The properties in the menu object are supposed to be _meal and _price. The underscore signifies that outside of the menu object, these properties are not meant to be accessed and altered directly i.e.

// Object
menu = { ... }

// From hereon we are outside the object

// We don't want the properties to be accessed and set directly.
// We don't want this. 
menu._meal = ...
menu._price = ...

// We want to use getters and setters instead.
// The getters and setters will access/alter the internal properties.
// We want this.
menu.meal = ...
menu.price = ...

// Note the absence of the leading underscores when using getters and setters.
// WITHIN the getters/setters, the actual properties (with underscore) _price 
// and _meal will be accessed/altered. But the names of the getters and 
// setters themselves won't have leading underscores.

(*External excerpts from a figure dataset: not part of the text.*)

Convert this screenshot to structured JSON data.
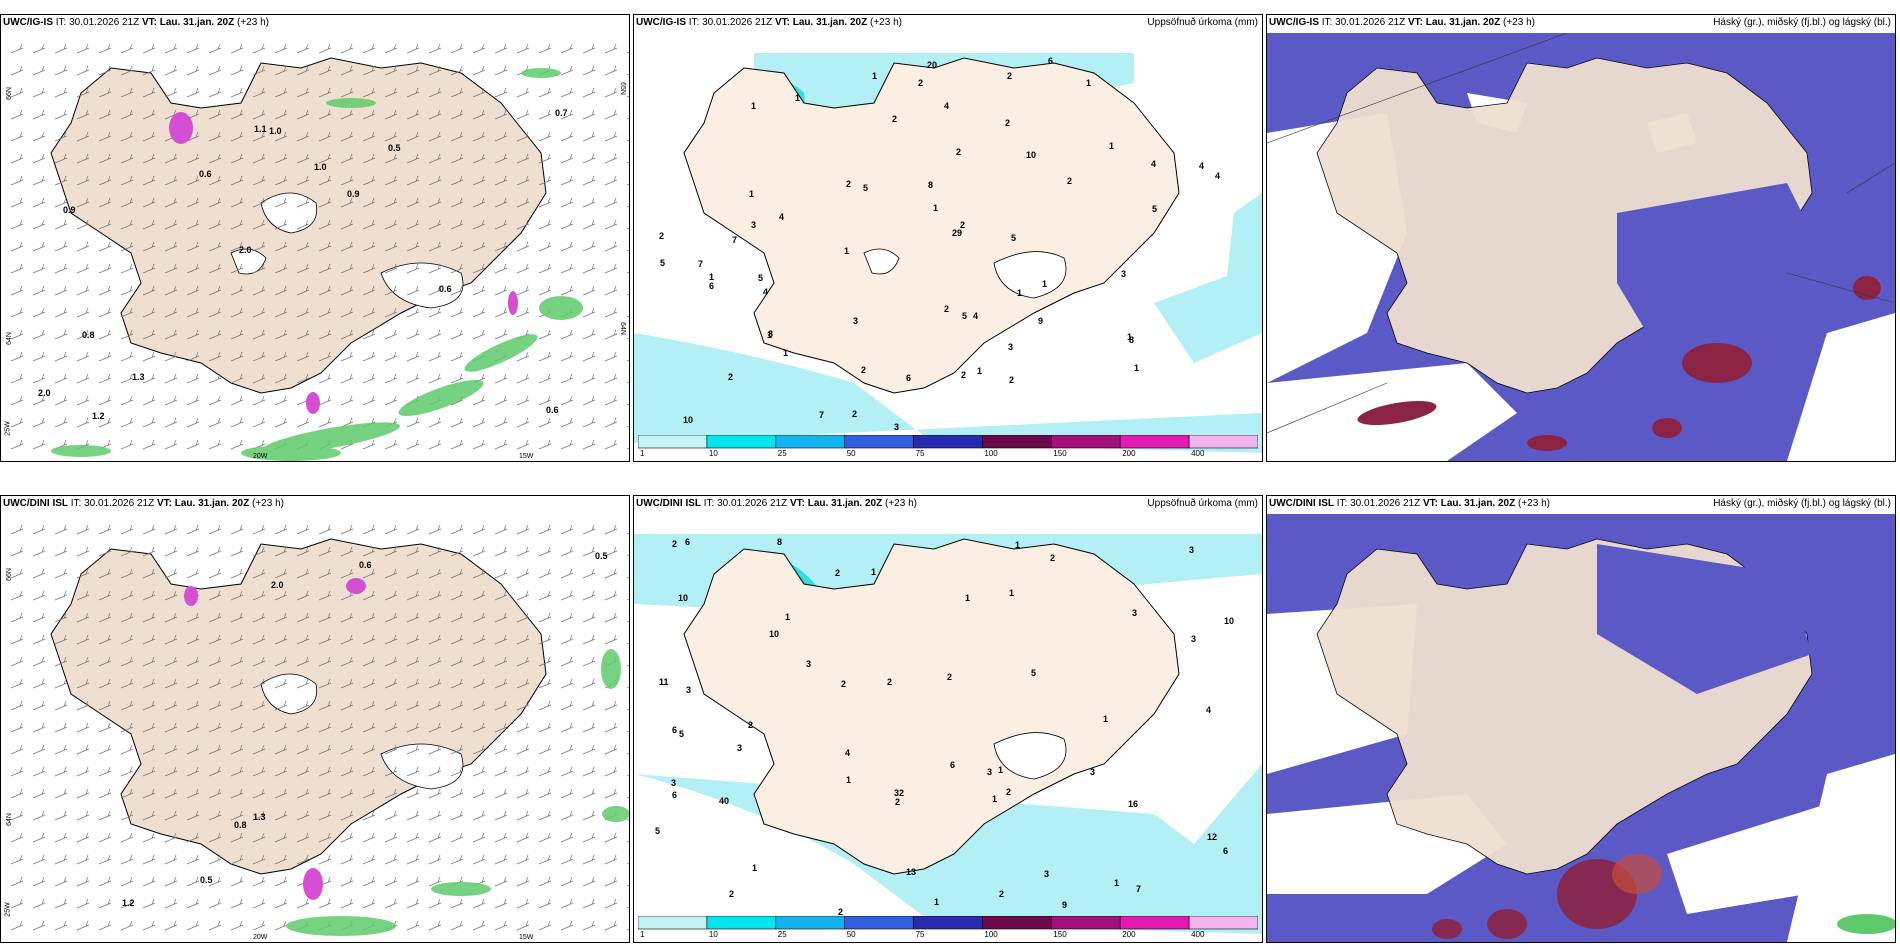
{
  "colors": {
    "land": "#eedfd0",
    "sea": "#ffffff",
    "precip_light": "#b3f0f5",
    "precip_mid": "#33dde8",
    "cloud_mid": "#5b59c6",
    "cloud_high": "#8b2444",
    "fog_green": "#5ecb6b",
    "wind": "#777777"
  },
  "panels": [
    {
      "id": "ig-wind",
      "model": "UWC/IG-IS",
      "it_label": "IT:",
      "it": "30.01.2026 21Z",
      "vt_label": "VT:",
      "vt": "Lau. 31.jan. 20Z",
      "lead": "(+23 h)",
      "right": "",
      "axis": {
        "lat1": "66N",
        "lat2": "64N",
        "lat3": "25W",
        "lon1": "20W",
        "lon2": "15W",
        "lat_r1": "65N",
        "lat_r2": "64N"
      },
      "values": [
        "0.6",
        "0.9",
        "0.7",
        "2.0",
        "0.5",
        "1.2",
        "1.1",
        "1.0",
        "0.8",
        "0.6",
        "2.0",
        "1.3",
        "1.0",
        "0.9",
        "0.6"
      ]
    },
    {
      "id": "ig-precip",
      "model": "UWC/IG-IS",
      "it_label": "IT:",
      "it": "30.01.2026 21Z",
      "vt_label": "VT:",
      "vt": "Lau. 31.jan. 20Z",
      "lead": "(+23 h)",
      "right": "Uppsöfnuð úrkoma (mm)",
      "values": [
        "2",
        "1",
        "1",
        "1",
        "5",
        "4",
        "4",
        "8",
        "4",
        "2",
        "7",
        "20",
        "9",
        "29",
        "3",
        "1",
        "1",
        "2",
        "1",
        "2",
        "2",
        "2",
        "2",
        "2",
        "1",
        "2",
        "1",
        "2",
        "2",
        "1",
        "1",
        "1",
        "1",
        "2",
        "8",
        "6",
        "4",
        "5",
        "10",
        "3",
        "4",
        "4",
        "6",
        "5",
        "5",
        "3",
        "1",
        "2",
        "3",
        "3",
        "5",
        "7",
        "8",
        "5",
        "1",
        "4",
        "2",
        "1",
        "1",
        "7",
        "10",
        "6",
        "2"
      ],
      "legend": [
        "1",
        "10",
        "25",
        "50",
        "75",
        "100",
        "150",
        "200",
        "400"
      ]
    },
    {
      "id": "ig-cloud",
      "model": "UWC/IG-IS",
      "it_label": "IT:",
      "it": "30.01.2026 21Z",
      "vt_label": "VT:",
      "vt": "Lau. 31.jan. 20Z",
      "lead": "(+23 h)",
      "right": "Háský (gr.), miðský (fj.bl.) og lágský (bl.)"
    },
    {
      "id": "dini-wind",
      "model": "UWC/DINI ISL",
      "it_label": "IT:",
      "it": "30.01.2026 21Z",
      "vt_label": "VT:",
      "vt": "Lau. 31.jan. 20Z",
      "lead": "(+23 h)",
      "right": "",
      "axis": {
        "lat1": "66N",
        "lat2": "64N",
        "lat3": "25W",
        "lon1": "20W",
        "lon2": "15W",
        "lat_r1": "",
        "lat_r2": ""
      },
      "values": [
        "0.8",
        "1.3",
        "0.6",
        "1.2",
        "2.0",
        "0.5",
        "0.5"
      ]
    },
    {
      "id": "dini-precip",
      "model": "UWC/DINI ISL",
      "it_label": "IT:",
      "it": "30.01.2026 21Z",
      "vt_label": "VT:",
      "vt": "Lau. 31.jan. 20Z",
      "lead": "(+23 h)",
      "right": "Uppsöfnuð úrkoma (mm)",
      "values": [
        "2",
        "3",
        "3",
        "1",
        "4",
        "2",
        "1",
        "1",
        "2",
        "2",
        "1",
        "11",
        "40",
        "32",
        "16",
        "12",
        "5",
        "6",
        "2",
        "10",
        "3",
        "3",
        "2",
        "2",
        "2",
        "1",
        "3",
        "5",
        "3",
        "6",
        "4",
        "1",
        "1",
        "10",
        "6",
        "8",
        "9",
        "5",
        "7",
        "1",
        "2",
        "1",
        "10",
        "2",
        "2",
        "3",
        "1",
        "2",
        "13",
        "3",
        "1",
        "3",
        "6",
        "6",
        "3",
        "1"
      ],
      "legend": [
        "1",
        "10",
        "25",
        "50",
        "75",
        "100",
        "150",
        "200",
        "400"
      ]
    },
    {
      "id": "dini-cloud",
      "model": "UWC/DINI ISL",
      "it_label": "IT:",
      "it": "30.01.2026 21Z",
      "vt_label": "VT:",
      "vt": "Lau. 31.jan. 20Z",
      "lead": "(+23 h)",
      "right": "Háský (gr.), miðský (fj.bl.) og lágský (bl.)"
    }
  ]
}
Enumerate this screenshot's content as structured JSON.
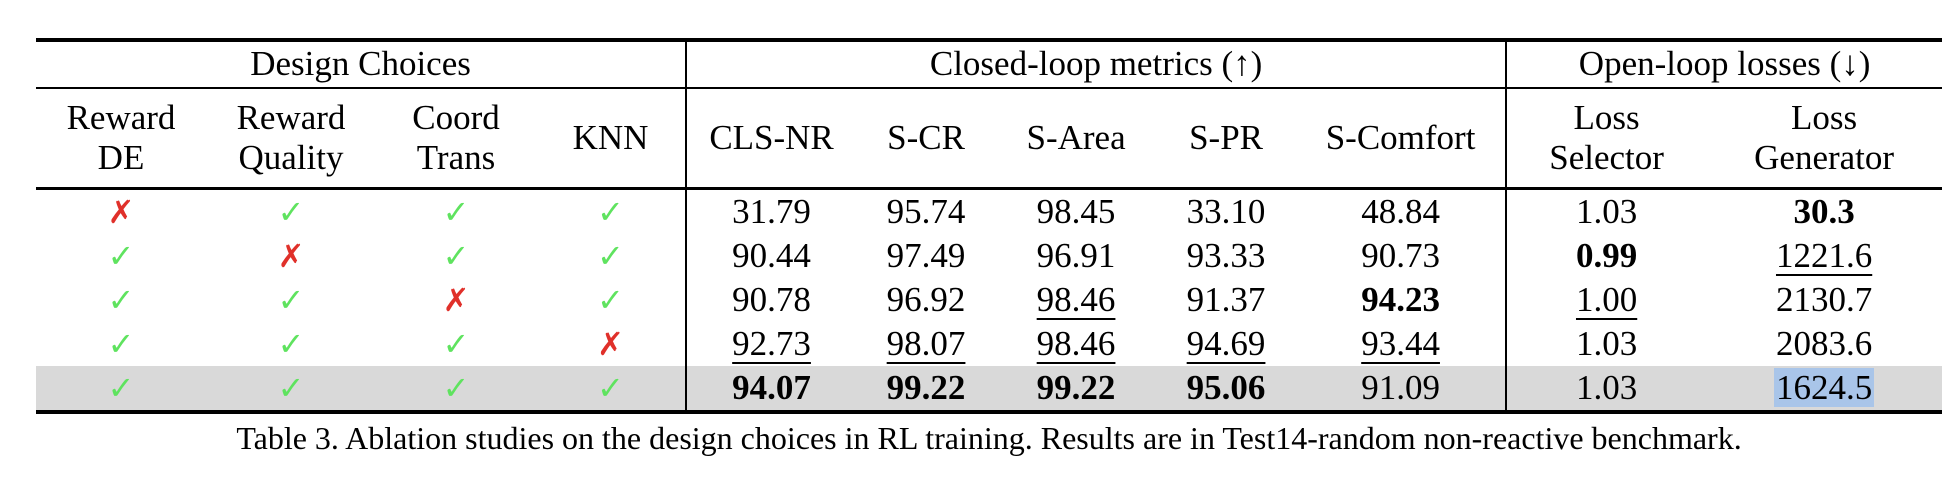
{
  "table": {
    "group_headers": [
      "Design Choices",
      "Closed-loop metrics (↑)",
      "Open-loop losses (↓)"
    ],
    "sub_headers": [
      [
        "Reward",
        "DE"
      ],
      [
        "Reward",
        "Quality"
      ],
      [
        "Coord",
        "Trans"
      ],
      [
        "KNN"
      ],
      [
        "CLS-NR"
      ],
      [
        "S-CR"
      ],
      [
        "S-Area"
      ],
      [
        "S-PR"
      ],
      [
        "S-Comfort"
      ],
      [
        "Loss",
        "Selector"
      ],
      [
        "Loss",
        "Generator"
      ]
    ],
    "rows": [
      {
        "design": [
          "✗",
          "✓",
          "✓",
          "✓"
        ],
        "values": [
          "31.79",
          "95.74",
          "98.45",
          "33.10",
          "48.84",
          "1.03",
          "30.3"
        ]
      },
      {
        "design": [
          "✓",
          "✗",
          "✓",
          "✓"
        ],
        "values": [
          "90.44",
          "97.49",
          "96.91",
          "93.33",
          "90.73",
          "0.99",
          "1221.6"
        ]
      },
      {
        "design": [
          "✓",
          "✓",
          "✗",
          "✓"
        ],
        "values": [
          "90.78",
          "96.92",
          "98.46",
          "91.37",
          "94.23",
          "1.00",
          "2130.7"
        ]
      },
      {
        "design": [
          "✓",
          "✓",
          "✓",
          "✗"
        ],
        "values": [
          "92.73",
          "98.07",
          "98.46",
          "94.69",
          "93.44",
          "1.03",
          "2083.6"
        ]
      },
      {
        "design": [
          "✓",
          "✓",
          "✓",
          "✓"
        ],
        "values": [
          "94.07",
          "99.22",
          "99.22",
          "95.06",
          "91.09",
          "1.03",
          "1624.5"
        ]
      }
    ]
  },
  "caption": "Table 3. Ablation studies on the design choices in RL training. Results are in Test14-random non-reactive benchmark.",
  "colors": {
    "check": "#5fe35f",
    "cross": "#e0302a",
    "highlight_row": "#d9d9d9",
    "selected_cell": "#a9c5e9"
  }
}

By using getters/setters, we hide away the actual properties _price and _meal. As far as someone outside the object is concerned, they will use menu.meal and menu.price to access/alter the properties. The outside user doesn’t know and doesn’t care that the actual properties of the object are supposed to be menu._price and menu._meal.

The instructions specify,

…use the set keyword to create a meal setter method with mealToCheck as a parameter … In the body of the setter method, create an if statement that checks if mealToCheck is a string. If it is, return the object’s _meal property with mealToCheck assigned as the value.

With the above in mind,

// You wrote:
set _meal(mealToCheck) {
    if (typeof mealToCheck === 'string') {
        return this._meal = mealToCheck
    }
}

// It should be:
set meal(mealToCheck) {
    if (typeof mealToCheck === 'string') {
        return this._meal = mealToCheck
    }
}
// Note how the setter is meal instead of _meal.
// Within the setter, we are using _meal. But the
// setter's name is just meal.

Getters are supposed to return something, whereas setters usually just assign values to properties and don’t return the values. However, since the instructions of the project specify that the setter should return a value, so the use of return keyword is fine. Normally, the setter wouldn’t be expected to explicitly return.

In your other setter,

set _price(priceToCheck) {
    if (typeof priceToCheck === 'number') {
        return this.price = priceToCheck 
    }
}

there are a couple of problems. Firstly, the name of the setter should be price not _price. After you fix the setter’s name, you will run into the second problem. Within the body of the setter, you have written the statement this.price = priceToCheck. This is problematic. If you state setter is named price and the user makes a call to the setter, then the body of the state setter will be executed. this.price will make another call to the state setter and you will recurse ending up in an infinite loop till your program crashes as you run out of memory. Instead this._price = priceToCheck should be used within the body of the setter. With the above in mind,

set price(priceToCheck) {
    if (typeof priceToCheck === 'number') {
        return this._price = priceToCheck 
    }
}

should work.

Also,

// You wrote:
menu._meal = 'Pizza'
menu._price = 8

// Change it to:
menu.meal = 'Pizza'
menu.price = 8

As far as the user is concerned, the menu object has properties named meal and price. In actuality, that is not true as the actual properties are _meal and _price. But, these are internal details which are not meant to be exposed directly to the user. The actual names of the properties don’t concern the user.